Sky Cycs to Ground Row repurposed lights.

Chris Chapman

Active Member
This year I changed out my old Altman 3 cell, Sky cycs for Selador Vivid-R's for dealing with cyc washes. I'm repurposing the SkyCycs as a ground row, and am running into some "issues."

The instruments are mounted on trunions so they can stand on their own, but by doing this, they are now facing UP instead of down. (Gel facing skyward.)

I'm loading the safety screen in to make sure nothing falls down on the lamps, but the gel now rests on the safety screen and is baking onto the screen. If the screen makes contact with the gel, after a short time I get burn out at the contact point because of the heat transfer. (These are 1K lamps, BTW.)

Is there a better way to deal with the gel, now that these instruments are inverted?
 
Using a fixture with a gel frame that large will inevitably result in some sag. Adding a piece of piano wire might provide another point of heat transfer, also shortening the gel life.
By using them as a ground row, you are also losing the built-in airflow pattern that draws heat up away from the gel.

The only solution I can think of is a thin piece of polycarbonate (the same size as the gel frame and under the gel frame) as a backer to keep the gel from drooping. I'm not sure how this would stand up to the heat or if there would be problems with color transfer from gel, etc.

Ultimately, the fixtures aren't designed to be used as a groundrow, so you'll be fighting them the whole time.
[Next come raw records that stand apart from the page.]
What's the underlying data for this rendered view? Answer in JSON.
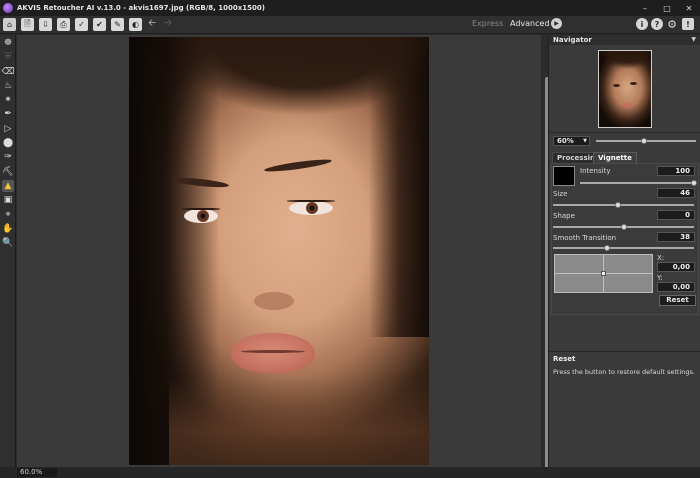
{
  "titlebar": {
    "title": "AKVIS Retoucher AI v.13.0 - akvis1697.jpg (RGB/8, 1000x1500)",
    "controls": [
      "minimize",
      "maximize",
      "close"
    ]
  },
  "toolbar": {
    "mode_express": "Express",
    "mode_advanced": "Advanced",
    "buttons": [
      "home-icon",
      "open-file-icon",
      "save-file-icon",
      "print-icon",
      "preset-brush-icon",
      "preset-check-icon",
      "preset-edit-icon",
      "preset-tone-icon",
      "undo-icon",
      "redo-icon"
    ],
    "right_buttons": [
      "info-icon",
      "help-icon",
      "settings-icon",
      "notifications-icon"
    ]
  },
  "tools": [
    "retouch-brush",
    "selection-shield",
    "eraser",
    "paint-bucket",
    "magic-wand",
    "dropper",
    "polygon-select",
    "blob-tool",
    "color-picker",
    "chisel",
    "clone-stamp",
    "crop",
    "hand",
    "zoom"
  ],
  "status": {
    "zoom": "60.0%"
  },
  "navigator": {
    "title": "Navigator",
    "zoom": "60%",
    "zoom_slider_fraction": 0.48
  },
  "tabs": {
    "processing": "Processing",
    "vignette": "Vignette",
    "active": "vignette"
  },
  "vignette": {
    "color": "#000000",
    "intensity_label": "Intensity",
    "intensity_value": "100",
    "intensity_fraction": 1.0,
    "size_label": "Size",
    "size_value": "46",
    "size_fraction": 0.46,
    "shape_label": "Shape",
    "shape_value": "0",
    "shape_fraction": 0.5,
    "smooth_label": "Smooth Transition",
    "smooth_value": "38",
    "smooth_fraction": 0.38,
    "x_label": "X:",
    "x_value": "0,00",
    "y_label": "Y:",
    "y_value": "0,00",
    "reset_label": "Reset"
  },
  "help": {
    "title": "Reset",
    "text": "Press the button to restore default settings."
  }
}
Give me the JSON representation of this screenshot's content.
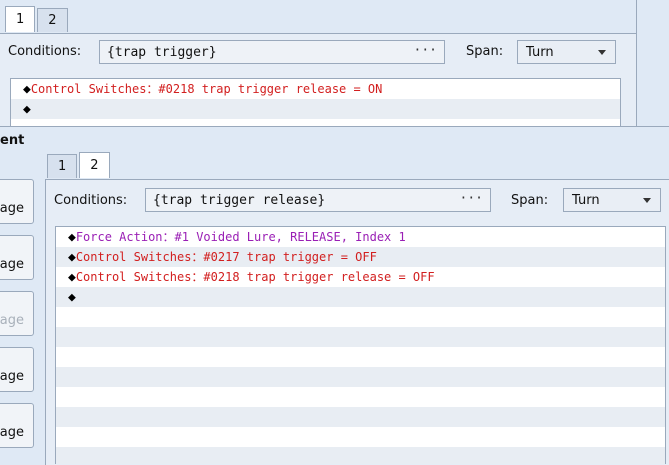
{
  "back_panel": {
    "tabs": [
      "1",
      "2"
    ],
    "conditions_label": "Conditions:",
    "conditions_value": "{trap trigger}",
    "ellipsis": "···",
    "span_label": "Span:",
    "span_value": "Turn",
    "rows": [
      {
        "diamond": "◆",
        "text": "Control Switches：#0218 trap trigger release = ON",
        "color": "red"
      },
      {
        "diamond": "◆",
        "text": "",
        "color": "red"
      }
    ]
  },
  "section_header": "ent",
  "side_buttons": [
    {
      "label": "age",
      "enabled": true
    },
    {
      "label": "age",
      "enabled": true
    },
    {
      "label": "age",
      "enabled": false
    },
    {
      "label": "age",
      "enabled": true
    },
    {
      "label": "age",
      "enabled": true
    }
  ],
  "front_panel": {
    "tabs": [
      "1",
      "2"
    ],
    "active_tab": "2",
    "conditions_label": "Conditions:",
    "conditions_value": "{trap trigger release}",
    "ellipsis": "···",
    "span_label": "Span:",
    "span_value": "Turn",
    "rows": [
      {
        "diamond": "◆",
        "text": "Force Action：#1 Voided Lure, RELEASE, Index 1",
        "color": "purple"
      },
      {
        "diamond": "◆",
        "text": "Control Switches：#0217 trap trigger = OFF",
        "color": "red"
      },
      {
        "diamond": "◆",
        "text": "Control Switches：#0218 trap trigger release = OFF",
        "color": "red"
      },
      {
        "diamond": "◆",
        "text": "",
        "color": "red"
      }
    ]
  },
  "colors": {
    "red": "#d21f1f",
    "purple": "#9a1fb5",
    "background": "#dfe9f5"
  }
}
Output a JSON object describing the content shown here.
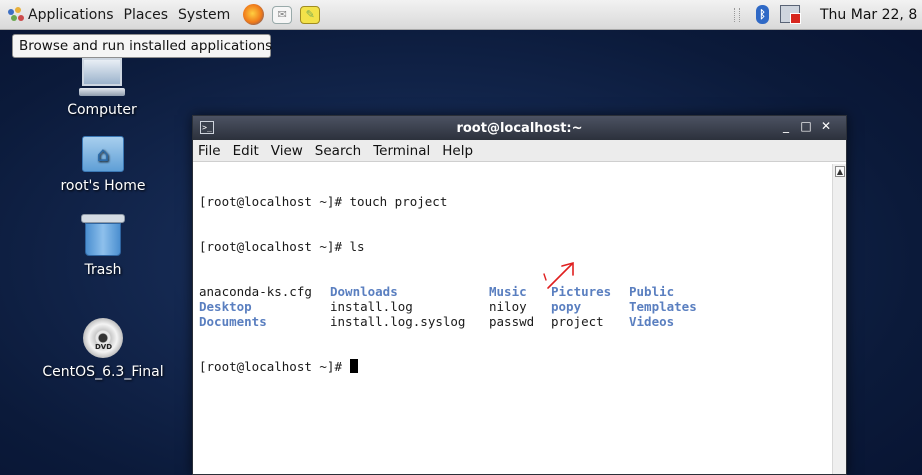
{
  "top_panel": {
    "menus": [
      "Applications",
      "Places",
      "System"
    ],
    "clock": "Thu Mar 22, 8"
  },
  "tooltip": "Browse and run installed applications",
  "desktop_icons": [
    {
      "label": "Computer",
      "icon": "computer-icon"
    },
    {
      "label": "root's Home",
      "icon": "home-folder-icon"
    },
    {
      "label": "Trash",
      "icon": "trash-icon"
    },
    {
      "label": "CentOS_6.3_Final",
      "icon": "dvd-icon",
      "badge": "DVD"
    }
  ],
  "terminal": {
    "title": "root@localhost:~",
    "menu": [
      "File",
      "Edit",
      "View",
      "Search",
      "Terminal",
      "Help"
    ],
    "lines": [
      "[root@localhost ~]# touch project",
      "[root@localhost ~]# ls"
    ],
    "ls_rows": [
      [
        {
          "text": "anaconda-ks.cfg",
          "dir": false
        },
        {
          "text": "Downloads",
          "dir": true
        },
        {
          "text": "Music",
          "dir": true
        },
        {
          "text": "Pictures",
          "dir": true
        },
        {
          "text": "Public",
          "dir": true
        }
      ],
      [
        {
          "text": "Desktop",
          "dir": true
        },
        {
          "text": "install.log",
          "dir": false
        },
        {
          "text": "niloy",
          "dir": false
        },
        {
          "text": "popy",
          "dir": true
        },
        {
          "text": "Templates",
          "dir": true
        }
      ],
      [
        {
          "text": "Documents",
          "dir": true
        },
        {
          "text": "install.log.syslog",
          "dir": false
        },
        {
          "text": "passwd",
          "dir": false
        },
        {
          "text": "project",
          "dir": false
        },
        {
          "text": "Videos",
          "dir": true
        }
      ]
    ],
    "prompt": "[root@localhost ~]# "
  },
  "colors": {
    "directory": "#5a7fc0",
    "annotation": "#e02020"
  }
}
When designers insist on using my cyc lights (not sky cycs, but smaller units) as a groundrow, I make them budget for gel changes with each act.

-Todd
 
Some may argue, but the easy solution is to just not put the screen in. All things considered, the screen is designed to contain the lamp if it exploded. IN the air this is great because you don't want glass falling from the sky. On the ground, while glass shards could still be an issue, they are much less so. How often do you drop stuff on your cyc lights anyway? The screen probably wouldn't protect the lamp from anything terribly big.

One thing to be sure of if you go this route is that the gel doesn't sag into the lamp, then you end up with a melty mess.